The study

A retrospective cohort study looked at 100 patients after primary knee arthroplasty and compared standard rehabilitation alone against standard rehabilitation plus cryotherapy. Outcomes ran from Hospital for Special Surgery (HSS) knee scores, range of motion and knee circumference through to pain, opioid use, length of stay and satisfaction.

One caveat up front, because it shapes how much weight to give this: patients were not randomised. They were sorted into the cryotherapy or control group by clinical practice patterns and patient preference, so the groups could differ in ways the study cannot fully account for.

What they found

In the first two weeks, the cryotherapy group did better on almost everything measured. At one week they had higher HSS scores, more knee flexion, less of an extension deficit and smaller knee circumference. Pain was lower at one and two weeks, opioid use in the first 48 hours was lower, and hospital stays were shorter. Satisfaction at six weeks was higher.
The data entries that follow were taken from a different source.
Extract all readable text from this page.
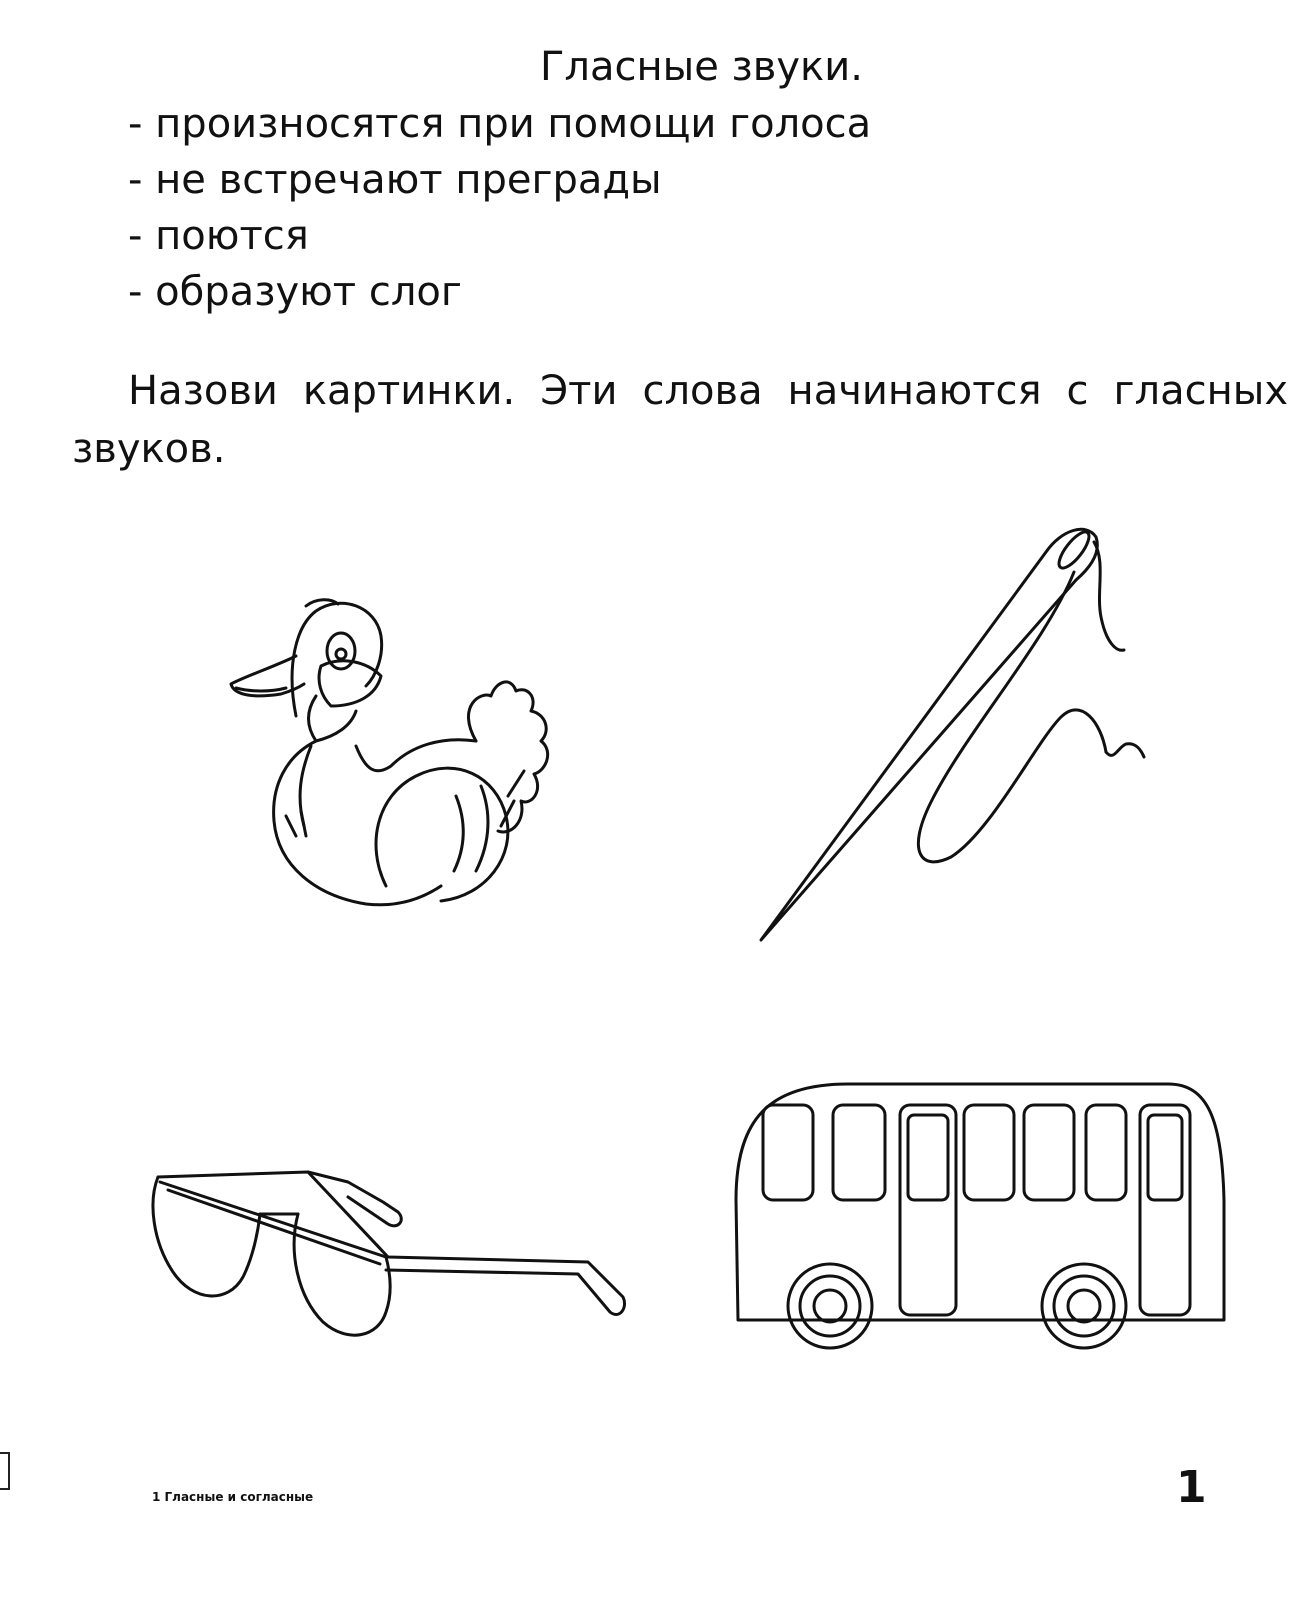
Гласные звуки.
- произносятся при помощи голоса
- не встречают преграды
- поются
- образуют слог

Назови картинки. Эти слова начинаются с гласных звуков.

1 Гласные и согласные	1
Then the gap closed. By six weeks, the between-group differences had disappeared on the functional measures. No difference in complications, and no cold-related adverse events.
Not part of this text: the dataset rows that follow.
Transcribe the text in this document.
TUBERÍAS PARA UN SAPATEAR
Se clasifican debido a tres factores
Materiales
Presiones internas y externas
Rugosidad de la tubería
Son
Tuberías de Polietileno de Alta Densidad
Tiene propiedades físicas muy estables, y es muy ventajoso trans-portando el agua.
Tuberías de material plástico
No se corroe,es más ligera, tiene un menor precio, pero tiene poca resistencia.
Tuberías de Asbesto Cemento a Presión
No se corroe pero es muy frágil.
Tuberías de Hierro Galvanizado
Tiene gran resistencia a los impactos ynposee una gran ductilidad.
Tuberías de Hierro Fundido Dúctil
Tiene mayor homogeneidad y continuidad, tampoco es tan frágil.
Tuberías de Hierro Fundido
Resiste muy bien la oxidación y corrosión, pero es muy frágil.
What it means for your practice

So cryotherapy is a comfort measure for the early weeks, nothing more. In the first fortnight after a knee replacement, when pain and swelling are the main barriers to moving, adding cold looks like it helps patients hurt less, swell less, use fewer opioids and get moving sooner. Those are real wins for that window, and the opioid-sparing signal is worth having in the room.
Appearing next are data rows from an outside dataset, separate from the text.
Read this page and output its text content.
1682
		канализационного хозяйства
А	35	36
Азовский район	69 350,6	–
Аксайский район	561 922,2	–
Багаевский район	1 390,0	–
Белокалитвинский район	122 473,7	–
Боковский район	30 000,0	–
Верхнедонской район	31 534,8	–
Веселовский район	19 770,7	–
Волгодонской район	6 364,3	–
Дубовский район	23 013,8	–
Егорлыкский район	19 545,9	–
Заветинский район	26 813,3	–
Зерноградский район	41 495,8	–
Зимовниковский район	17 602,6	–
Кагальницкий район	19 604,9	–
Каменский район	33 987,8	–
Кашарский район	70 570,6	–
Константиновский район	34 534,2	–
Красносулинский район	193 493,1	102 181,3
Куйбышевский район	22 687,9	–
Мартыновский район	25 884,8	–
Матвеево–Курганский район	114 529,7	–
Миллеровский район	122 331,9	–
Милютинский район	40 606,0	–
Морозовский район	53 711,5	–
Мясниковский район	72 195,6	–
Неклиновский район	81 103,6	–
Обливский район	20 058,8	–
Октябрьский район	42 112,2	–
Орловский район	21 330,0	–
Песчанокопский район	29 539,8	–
What it does not appear to do is change patient outcomes by six weeks. So position it accordingly. Cryotherapy is reasonable as a comfort and swelling adjunct in early rehab, used to get a patient moving and onto their loading program faster. It is not something to sell as improving their final range or function, because this data does not show that, and the study design is not strong enough to claim it even if the numbers had held.

So tell them straight. The cold makes the first couple of weeks more comfortable and gets them moving sooner, and the moving is what actually gets them better.

Bottom line

Cryotherapy looks helpful for early comfort, swelling and opioid use after knee replacement, with no measurable functional edge by six weeks. Use it as a comfort adjunct, not a cure, and remember the data is non-randomised.